On 1 October 2005 he became judge of the International Tribunal for the Law of the Sea. In 2014, he was chosen for another 9-year term. Since October 2017 President of the Chamber for Marine Environment Disputes Among cases he ruled was Philippines v. China (2016). He ended his term at the Tribunal on 30 September 2023.

== Honours ==

- Order of the Rising Sun, 3rd Class, Gold Rays with Neck Ribbon, Japan (2021)
- Commander of the Order of Polonia Restituta, Poland (2005)
- Officer of the Order of Polonia Restituta, Poland (1985)
- Gold Cross of Merit, Poland (1974)

== Selected works ==

- Okinawa, wyd.

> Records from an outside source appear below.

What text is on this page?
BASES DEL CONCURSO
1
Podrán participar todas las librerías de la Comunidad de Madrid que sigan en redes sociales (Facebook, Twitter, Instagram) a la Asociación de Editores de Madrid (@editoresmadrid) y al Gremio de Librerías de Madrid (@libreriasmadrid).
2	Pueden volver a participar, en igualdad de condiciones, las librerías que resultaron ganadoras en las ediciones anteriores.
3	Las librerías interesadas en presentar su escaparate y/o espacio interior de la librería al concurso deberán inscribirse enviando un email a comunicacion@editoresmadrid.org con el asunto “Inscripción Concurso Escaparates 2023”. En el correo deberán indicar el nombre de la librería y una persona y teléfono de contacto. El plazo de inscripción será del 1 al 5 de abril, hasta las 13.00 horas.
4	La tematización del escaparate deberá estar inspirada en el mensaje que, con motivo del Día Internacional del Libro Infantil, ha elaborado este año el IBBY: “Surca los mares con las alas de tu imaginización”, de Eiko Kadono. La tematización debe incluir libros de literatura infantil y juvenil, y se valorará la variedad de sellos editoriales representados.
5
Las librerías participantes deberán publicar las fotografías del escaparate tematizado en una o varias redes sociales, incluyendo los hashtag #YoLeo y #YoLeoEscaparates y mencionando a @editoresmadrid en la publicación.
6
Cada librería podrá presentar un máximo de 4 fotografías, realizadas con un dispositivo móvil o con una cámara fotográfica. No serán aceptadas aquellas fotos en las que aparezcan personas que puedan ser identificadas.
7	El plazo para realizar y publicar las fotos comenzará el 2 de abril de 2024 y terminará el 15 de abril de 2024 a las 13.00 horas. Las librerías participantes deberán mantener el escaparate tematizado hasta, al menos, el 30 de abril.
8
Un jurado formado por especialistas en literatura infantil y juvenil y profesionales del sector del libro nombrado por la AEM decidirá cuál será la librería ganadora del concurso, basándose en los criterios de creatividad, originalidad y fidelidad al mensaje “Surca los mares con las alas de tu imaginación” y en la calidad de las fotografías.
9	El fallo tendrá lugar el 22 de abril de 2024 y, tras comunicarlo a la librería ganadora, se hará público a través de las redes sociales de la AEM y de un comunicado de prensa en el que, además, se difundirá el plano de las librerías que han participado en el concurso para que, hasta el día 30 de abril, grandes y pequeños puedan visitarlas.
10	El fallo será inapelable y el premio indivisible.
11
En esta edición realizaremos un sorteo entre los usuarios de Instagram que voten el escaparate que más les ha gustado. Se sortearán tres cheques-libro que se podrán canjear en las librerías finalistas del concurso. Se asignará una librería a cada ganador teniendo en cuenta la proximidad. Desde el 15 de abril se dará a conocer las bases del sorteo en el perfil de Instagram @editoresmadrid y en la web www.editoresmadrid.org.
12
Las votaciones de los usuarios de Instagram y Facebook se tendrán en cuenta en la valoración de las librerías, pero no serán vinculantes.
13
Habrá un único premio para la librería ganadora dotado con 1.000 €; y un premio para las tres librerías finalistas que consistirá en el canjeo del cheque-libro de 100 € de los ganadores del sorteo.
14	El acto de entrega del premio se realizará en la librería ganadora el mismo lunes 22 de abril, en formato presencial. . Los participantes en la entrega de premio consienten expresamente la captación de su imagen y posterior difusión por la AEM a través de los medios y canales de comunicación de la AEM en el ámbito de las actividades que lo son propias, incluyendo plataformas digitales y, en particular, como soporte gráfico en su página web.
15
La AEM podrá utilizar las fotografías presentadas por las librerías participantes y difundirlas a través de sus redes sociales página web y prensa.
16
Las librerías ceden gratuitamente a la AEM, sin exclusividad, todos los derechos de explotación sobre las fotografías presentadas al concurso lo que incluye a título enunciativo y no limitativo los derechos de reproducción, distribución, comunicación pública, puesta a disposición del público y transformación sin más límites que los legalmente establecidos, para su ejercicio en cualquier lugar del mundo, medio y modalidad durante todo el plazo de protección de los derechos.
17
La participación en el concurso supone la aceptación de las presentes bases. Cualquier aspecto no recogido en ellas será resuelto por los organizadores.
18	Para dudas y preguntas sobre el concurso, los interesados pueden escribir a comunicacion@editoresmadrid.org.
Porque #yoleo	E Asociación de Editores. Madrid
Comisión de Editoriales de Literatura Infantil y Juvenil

MON, Warszawa: Wydawnictwo MON, 1972, .
- Polityka Stanów Zjednoczonych wobec Chin 1941–1955, Warszawa: PWN, 1973, .
- Polityka Stanów Zjednoczonych wobec Chin 1956–1978, Warszawa: PWN, 1982, ISBN 8301031611.
- Ochrona mniejszości narodowych w Europie, Warszawa: SCHOLAR_{,} 2001, ISBN 83-88495-26-7.
- Publikacje i dokumenty z lat 1962–2012 : (wybór), Warszawa: Sowa, 2013, ISBN 9788364033216.